'Clear' inequity for Māori in health care - report

"We want DHBs to look into that."
"We want DHBs to look into that." Photo credit: Getty.

By Meriana Johnsen of RNZ

An urgent DHB-wide review is being called for to understand why rangatahi Māori are far more likely to die after significant trauma than non-Māori.

In a first of its kind, the Health Quality and Safety Commission has examined whether Māori who were hospitalised for a life-threatening trauma - such as a car accident or fall - received equitable care and had the same survival rates as non-Māori.

The review, conducted by the commission's Perioperative Mortality Review Committee found "inequity was clear" for Māori youth aged 15 to 18 years.

They were over three times more likely to die in the 30 days following major trauma than non-Māori in the same age group.

Overall, it found Māori were 56 percent more likely than non-Māori to die in the first month after a major trauma, excluding serious brain injury.

Perioperative Mortality Review Committee member Dr Dick Ongley - who undertook the review - said it was not clear what was driving the disparity.

"Even if we control lots of other factors, for example, distance from time to hospital, socioeconomic factors, we still see this example of inequity - which is consistent with other reports.

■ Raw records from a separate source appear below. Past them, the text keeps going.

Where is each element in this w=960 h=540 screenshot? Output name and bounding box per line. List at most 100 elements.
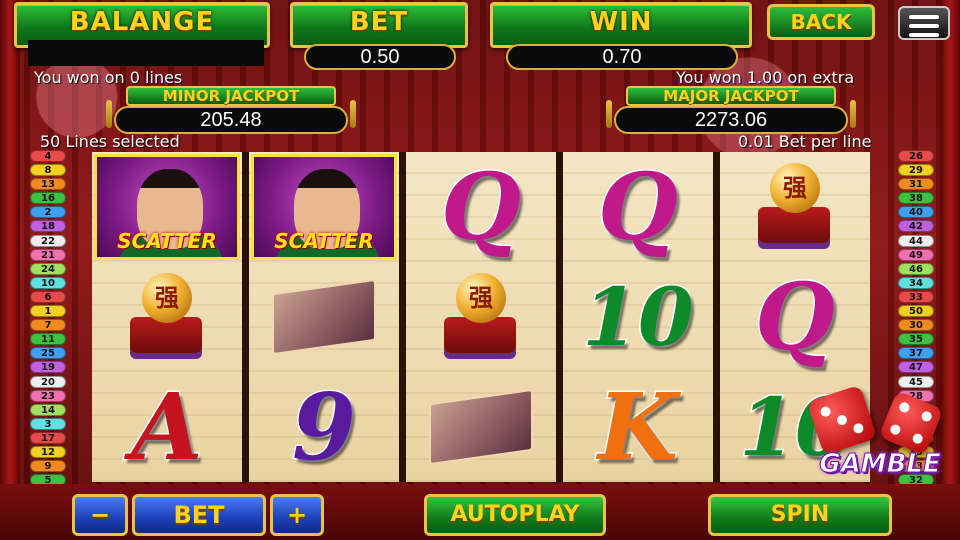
payline-number[interactable]: 50 xyxy=(898,305,934,318)
bet-button[interactable]: BET xyxy=(132,494,266,536)
payline-number[interactable]: 33 xyxy=(898,290,934,303)
scroll-symbol xyxy=(406,372,556,482)
win-label: WIN xyxy=(589,7,653,37)
letter-symbol-a: A xyxy=(92,372,242,482)
payline-number[interactable]: 25 xyxy=(30,347,66,360)
payline-number[interactable]: 26 xyxy=(898,150,934,162)
reel-3: Q强 xyxy=(406,152,556,482)
reel-1: SCATTER 强 A xyxy=(92,152,242,482)
payline-number[interactable]: 46 xyxy=(898,262,934,275)
symbol-glyph: Q xyxy=(753,263,836,371)
balance-value-box xyxy=(28,40,264,66)
crystal-orb-icon: 强 xyxy=(740,159,850,255)
payline-number[interactable]: 23 xyxy=(30,389,66,402)
payline-number[interactable]: 45 xyxy=(898,375,934,388)
tassel-icon xyxy=(850,100,856,128)
major-jackpot-label: MAJOR JACKPOT xyxy=(626,86,836,106)
symbol-glyph: A xyxy=(130,373,204,481)
orb-symbol: 强 xyxy=(406,262,556,372)
lines-selected-text: 50 Lines selected xyxy=(40,132,180,151)
payline-number[interactable]: 6 xyxy=(30,290,66,303)
crystal-orb-icon: 强 xyxy=(426,269,536,365)
scroll-map-icon xyxy=(425,388,537,466)
letter-symbol-k: K xyxy=(563,372,713,482)
bet-increase-button[interactable]: + xyxy=(270,494,324,536)
payline-number[interactable]: 49 xyxy=(898,248,934,261)
payline-number[interactable]: 13 xyxy=(30,178,66,191)
payline-number[interactable]: 40 xyxy=(898,206,934,219)
payline-number[interactable]: 10 xyxy=(30,276,66,289)
spin-button[interactable]: SPIN xyxy=(708,494,892,536)
hamburger-menu-icon[interactable] xyxy=(898,6,950,40)
payline-number[interactable]: 8 xyxy=(30,164,66,177)
payline-number[interactable]: 31 xyxy=(898,178,934,191)
bet-panel: BET xyxy=(290,2,468,48)
minor-jackpot: MINOR JACKPOT 205.48 xyxy=(106,86,356,134)
crystal-orb-icon: 强 xyxy=(112,269,222,365)
payline-number[interactable]: 30 xyxy=(898,319,934,332)
bet-value: 0.50 xyxy=(304,44,456,70)
minor-jackpot-label: MINOR JACKPOT xyxy=(126,86,336,106)
payline-number[interactable]: 17 xyxy=(30,431,66,444)
payline-number[interactable]: 16 xyxy=(30,192,66,205)
letter-symbol-q: Q xyxy=(720,262,870,372)
tassel-icon xyxy=(606,100,612,128)
scroll-map-icon xyxy=(268,278,380,356)
payline-number[interactable]: 38 xyxy=(898,192,934,205)
symbol-glyph: 9 xyxy=(290,373,357,481)
orb-symbol: 强 xyxy=(720,152,870,262)
reel-grid: SCATTER 强 A SCATTER 9 Q 强 Q 10 K 强 Q 10 xyxy=(92,152,870,482)
payline-number[interactable]: 7 xyxy=(30,319,66,332)
payline-number[interactable]: 14 xyxy=(30,403,66,416)
payline-number[interactable]: 18 xyxy=(30,220,66,233)
payline-number[interactable]: 24 xyxy=(30,262,66,275)
orb-symbol: 强 xyxy=(92,262,242,372)
payline-number[interactable]: 12 xyxy=(30,445,66,458)
payline-number[interactable]: 21 xyxy=(30,248,66,261)
reel-4: Q 10 K xyxy=(563,152,713,482)
payline-number[interactable]: 34 xyxy=(898,276,934,289)
letter-symbol-q: Q xyxy=(406,152,556,262)
payline-number[interactable]: 20 xyxy=(30,375,66,388)
scatter-label: SCATTER xyxy=(274,229,374,253)
back-button[interactable]: BACK xyxy=(767,4,875,40)
symbol-glyph: 10 xyxy=(581,270,695,364)
major-jackpot-value: 2273.06 xyxy=(614,106,848,134)
win-panel: WIN xyxy=(490,2,752,48)
bet-label: BET xyxy=(349,7,409,37)
gamble-button[interactable]: GAMBLE xyxy=(804,446,956,482)
payline-number[interactable]: 3 xyxy=(30,417,66,430)
payline-number[interactable]: 4 xyxy=(30,150,66,162)
payline-number[interactable]: 44 xyxy=(898,234,934,247)
payline-number[interactable]: 1 xyxy=(30,305,66,318)
payline-number[interactable]: 2 xyxy=(30,206,66,219)
win-value: 0.70 xyxy=(506,44,738,70)
balance-label: BALANGE xyxy=(69,7,215,37)
letter-symbol-q: Q xyxy=(563,152,713,262)
payline-number[interactable]: 37 xyxy=(898,347,934,360)
reel-2: SCATTER 9 xyxy=(249,152,399,482)
scatter-symbol: SCATTER xyxy=(92,152,242,262)
bet-per-line-text: 0.01 Bet per line xyxy=(738,132,872,151)
letter-symbol-9: 9 xyxy=(249,372,399,482)
payline-number[interactable]: 22 xyxy=(30,234,66,247)
minor-jackpot-value: 205.48 xyxy=(114,106,348,134)
payline-number[interactable]: 29 xyxy=(898,164,934,177)
symbol-glyph: K xyxy=(597,373,680,481)
symbol-glyph: Q xyxy=(596,153,679,261)
autoplay-button[interactable]: AUTOPLAY xyxy=(424,494,606,536)
payline-number[interactable]: 11 xyxy=(30,333,66,346)
bet-decrease-button[interactable]: − xyxy=(72,494,128,536)
scatter-frame: SCATTER xyxy=(94,154,240,260)
payline-number[interactable]: 35 xyxy=(898,333,934,346)
payline-number[interactable]: 47 xyxy=(898,361,934,374)
payline-number[interactable]: 9 xyxy=(30,460,66,473)
tassel-icon xyxy=(106,100,112,128)
scatter-label: SCATTER xyxy=(117,229,217,253)
tassel-icon xyxy=(350,100,356,128)
payline-number[interactable]: 42 xyxy=(898,220,934,233)
payline-numbers-left: 4 8 13 16 2 18 22 21 24 10 6 1 7 11 25 19 20 23 14 3 17 12 9 5 xyxy=(30,150,66,488)
won-extra-text: You won 1.00 on extra xyxy=(676,68,855,87)
payline-number[interactable]: 19 xyxy=(30,361,66,374)
curtain-left xyxy=(0,0,20,540)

"We want DHBs to look into that."

Another major finding was that Māori were 37 percent more likely to not receive a CT scan, which is used to assess and understand the severity of the trauma and has an impact on mortality outcomes,

"One of our recommendations was to ask the DHBs and in fact the National Trauma Network about what should trigger a CT scan ... so we have a set protocol," Ongley said.

The disparity could be driven by Māori being likely to have burns or penetrating trauma, meaning they are too unstable to receive a CT scan, Ongley said, but further research was needed.

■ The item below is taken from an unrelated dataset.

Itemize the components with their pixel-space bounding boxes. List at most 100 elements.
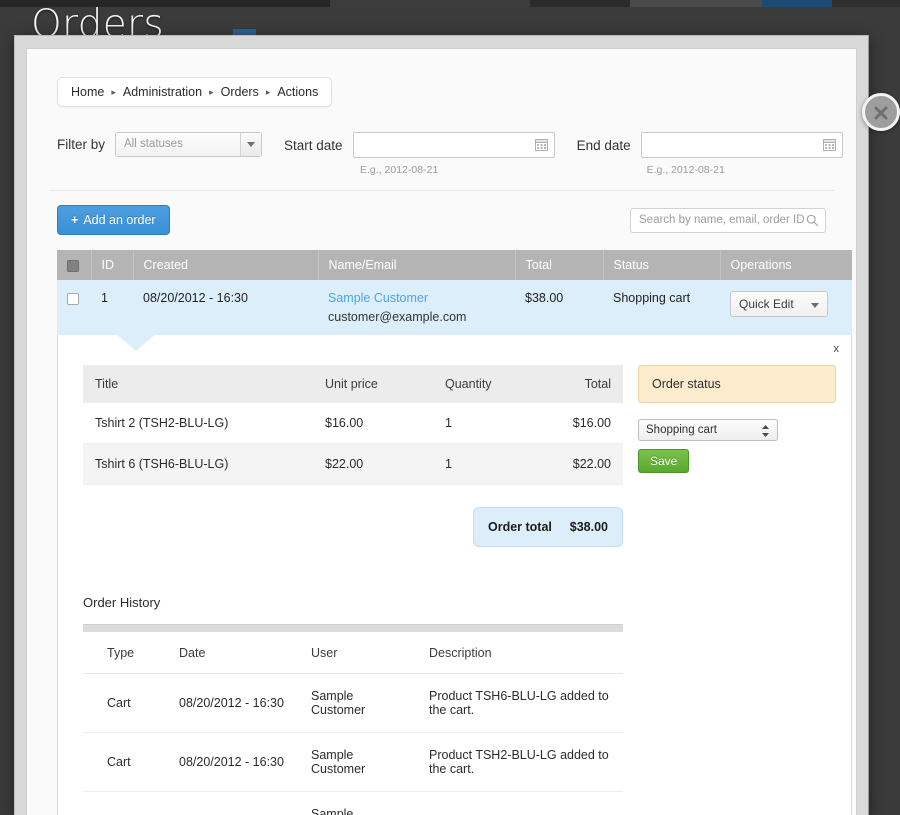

Asked whether unconscious bias was behind the inequity, he said it was not clear yet, but if this was a driving factor, standardising CT scans would "remove unconscious bias".

"I think every clinician would like to think it doesn't have a role to play but there's a chance to examine not only your own hospital but also yourself and have a think about those questions."

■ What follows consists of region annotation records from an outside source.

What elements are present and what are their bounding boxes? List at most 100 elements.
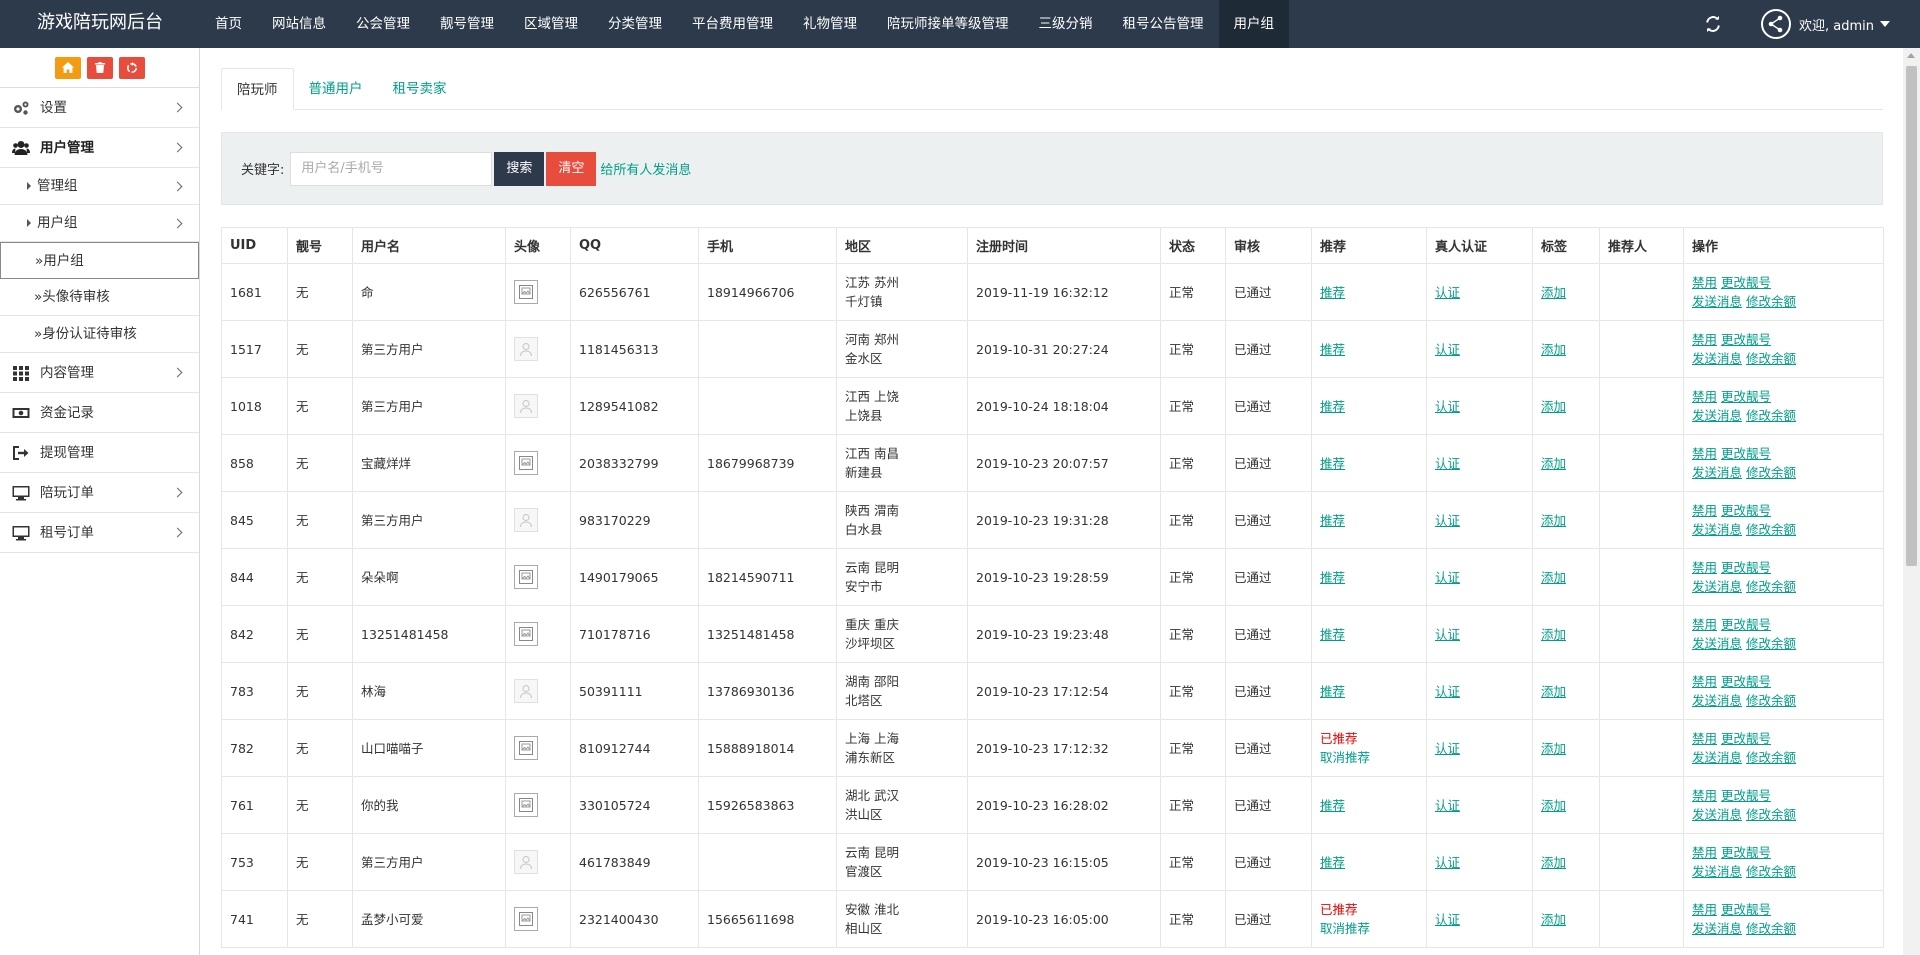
add-tag-link[interactable]: 添加 xyxy=(1541,570,1566,585)
recommend-link[interactable]: 推荐 xyxy=(1320,570,1345,585)
ban-link[interactable]: 禁用 xyxy=(1692,788,1717,803)
avatar-thumbnail[interactable] xyxy=(514,337,538,361)
home-button[interactable] xyxy=(54,56,81,79)
recommend-link[interactable]: 推荐 xyxy=(1320,285,1345,300)
ban-link[interactable]: 禁用 xyxy=(1692,560,1717,575)
certify-link[interactable]: 认证 xyxy=(1435,741,1460,756)
nav-distribution[interactable]: 三级分销 xyxy=(1024,0,1108,48)
send-message-link[interactable]: 发送消息 xyxy=(1692,579,1742,594)
change-number-link[interactable]: 更改靓号 xyxy=(1721,446,1771,461)
send-message-link[interactable]: 发送消息 xyxy=(1692,864,1742,879)
search-input[interactable] xyxy=(290,151,493,186)
sidebar-item-content-management[interactable]: 内容管理 xyxy=(0,353,199,393)
add-tag-link[interactable]: 添加 xyxy=(1541,456,1566,471)
cell-audit[interactable]: 已通过 xyxy=(1225,605,1312,663)
nav-rental-notice[interactable]: 租号公告管理 xyxy=(1108,0,1219,48)
nav-vip-number[interactable]: 靓号管理 xyxy=(425,0,509,48)
add-tag-link[interactable]: 添加 xyxy=(1541,285,1566,300)
nav-gift[interactable]: 礼物管理 xyxy=(788,0,872,48)
cell-audit[interactable]: 已通过 xyxy=(1225,890,1312,948)
page-scrollbar[interactable] xyxy=(1903,48,1920,955)
ban-link[interactable]: 禁用 xyxy=(1692,446,1717,461)
sidebar-item-rental-orders[interactable]: 租号订单 xyxy=(0,513,199,553)
sidebar-item-avatar-review[interactable]: »头像待审核 xyxy=(0,279,199,316)
edit-balance-link[interactable]: 修改余额 xyxy=(1746,750,1796,765)
send-message-link[interactable]: 发送消息 xyxy=(1692,351,1742,366)
edit-balance-link[interactable]: 修改余额 xyxy=(1746,636,1796,651)
certify-link[interactable]: 认证 xyxy=(1435,456,1460,471)
cancel-recommend-link[interactable]: 取消推荐 xyxy=(1320,921,1370,936)
avatar-thumbnail[interactable] xyxy=(514,736,538,760)
change-number-link[interactable]: 更改靓号 xyxy=(1721,503,1771,518)
nav-category[interactable]: 分类管理 xyxy=(593,0,677,48)
admin-avatar[interactable] xyxy=(1761,9,1791,39)
change-number-link[interactable]: 更改靓号 xyxy=(1721,389,1771,404)
avatar-thumbnail[interactable] xyxy=(514,451,538,475)
certify-link[interactable]: 认证 xyxy=(1435,399,1460,414)
add-tag-link[interactable]: 添加 xyxy=(1541,399,1566,414)
change-number-link[interactable]: 更改靓号 xyxy=(1721,560,1771,575)
certify-link[interactable]: 认证 xyxy=(1435,285,1460,300)
ban-link[interactable]: 禁用 xyxy=(1692,617,1717,632)
broadcast-message-link[interactable]: 给所有人发消息 xyxy=(600,159,691,178)
tab-rental-seller[interactable]: 租号卖家 xyxy=(378,68,462,110)
recommend-link[interactable]: 推荐 xyxy=(1320,855,1345,870)
delete-button[interactable] xyxy=(86,56,113,79)
send-message-link[interactable]: 发送消息 xyxy=(1692,294,1742,309)
add-tag-link[interactable]: 添加 xyxy=(1541,912,1566,927)
avatar-thumbnail[interactable] xyxy=(514,850,538,874)
scroll-up-icon[interactable] xyxy=(1907,53,1915,58)
recommend-link[interactable]: 推荐 xyxy=(1320,684,1345,699)
send-message-link[interactable]: 发送消息 xyxy=(1692,522,1742,537)
nav-user-group[interactable]: 用户组 xyxy=(1218,0,1289,48)
sidebar-item-companion-orders[interactable]: 陪玩订单 xyxy=(0,473,199,513)
cell-audit[interactable]: 已通过 xyxy=(1225,377,1312,435)
change-number-link[interactable]: 更改靓号 xyxy=(1721,788,1771,803)
add-tag-link[interactable]: 添加 xyxy=(1541,627,1566,642)
edit-balance-link[interactable]: 修改余额 xyxy=(1746,294,1796,309)
add-tag-link[interactable]: 添加 xyxy=(1541,741,1566,756)
recommend-link[interactable]: 推荐 xyxy=(1320,399,1345,414)
ban-link[interactable]: 禁用 xyxy=(1692,902,1717,917)
nav-platform-fee[interactable]: 平台费用管理 xyxy=(677,0,788,48)
cancel-recommend-link[interactable]: 取消推荐 xyxy=(1320,750,1370,765)
certify-link[interactable]: 认证 xyxy=(1435,912,1460,927)
ban-link[interactable]: 禁用 xyxy=(1692,275,1717,290)
ban-link[interactable]: 禁用 xyxy=(1692,731,1717,746)
sidebar-item-identity-review[interactable]: »身份认证待审核 xyxy=(0,316,199,353)
certify-link[interactable]: 认证 xyxy=(1435,342,1460,357)
change-number-link[interactable]: 更改靓号 xyxy=(1721,275,1771,290)
cell-audit[interactable]: 已通过 xyxy=(1225,776,1312,834)
send-message-link[interactable]: 发送消息 xyxy=(1692,408,1742,423)
brand-title[interactable]: 游戏陪玩网后台 xyxy=(0,0,200,48)
certify-link[interactable]: 认证 xyxy=(1435,513,1460,528)
recommend-link[interactable]: 推荐 xyxy=(1320,513,1345,528)
sidebar-item-admin-group[interactable]: 管理组 xyxy=(0,168,199,205)
certify-link[interactable]: 认证 xyxy=(1435,684,1460,699)
cell-audit[interactable]: 已通过 xyxy=(1225,719,1312,777)
certify-link[interactable]: 认证 xyxy=(1435,627,1460,642)
edit-balance-link[interactable]: 修改余额 xyxy=(1746,807,1796,822)
cell-audit[interactable]: 已通过 xyxy=(1225,263,1312,321)
edit-balance-link[interactable]: 修改余额 xyxy=(1746,579,1796,594)
refresh-icon[interactable] xyxy=(1689,0,1737,48)
avatar-thumbnail[interactable] xyxy=(514,394,538,418)
recommend-link[interactable]: 推荐 xyxy=(1320,342,1345,357)
avatar-thumbnail[interactable] xyxy=(514,679,538,703)
nav-site-info[interactable]: 网站信息 xyxy=(257,0,341,48)
sidebar-item-user-management[interactable]: 用户管理 xyxy=(0,128,199,168)
certify-link[interactable]: 认证 xyxy=(1435,570,1460,585)
add-tag-link[interactable]: 添加 xyxy=(1541,855,1566,870)
send-message-link[interactable]: 发送消息 xyxy=(1692,636,1742,651)
cell-audit[interactable]: 已通过 xyxy=(1225,548,1312,606)
edit-balance-link[interactable]: 修改余额 xyxy=(1746,465,1796,480)
send-message-link[interactable]: 发送消息 xyxy=(1692,921,1742,936)
edit-balance-link[interactable]: 修改余额 xyxy=(1746,693,1796,708)
ban-link[interactable]: 禁用 xyxy=(1692,674,1717,689)
avatar-thumbnail[interactable] xyxy=(514,793,538,817)
add-tag-link[interactable]: 添加 xyxy=(1541,342,1566,357)
tab-companion[interactable]: 陪玩师 xyxy=(221,68,294,110)
ban-link[interactable]: 禁用 xyxy=(1692,845,1717,860)
add-tag-link[interactable]: 添加 xyxy=(1541,798,1566,813)
change-number-link[interactable]: 更改靓号 xyxy=(1721,617,1771,632)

The report recommends a review by each DHB into all cases of trauma in Māori aged 15 to 18 to identify whether treatment was timely, and what processes need to be improved to ensure equitable care.

It calls for an audit of CT scans for Māori patients including examining the role of institutional racism, and for all DHBs to prioritise CT scans for trauma patients.

It has also recommended a review by each DHB, to be conducted by a trauma nurse specialist or kaupapa Māori navigation trauma team, to find out if all aspects of care are addressing inequity.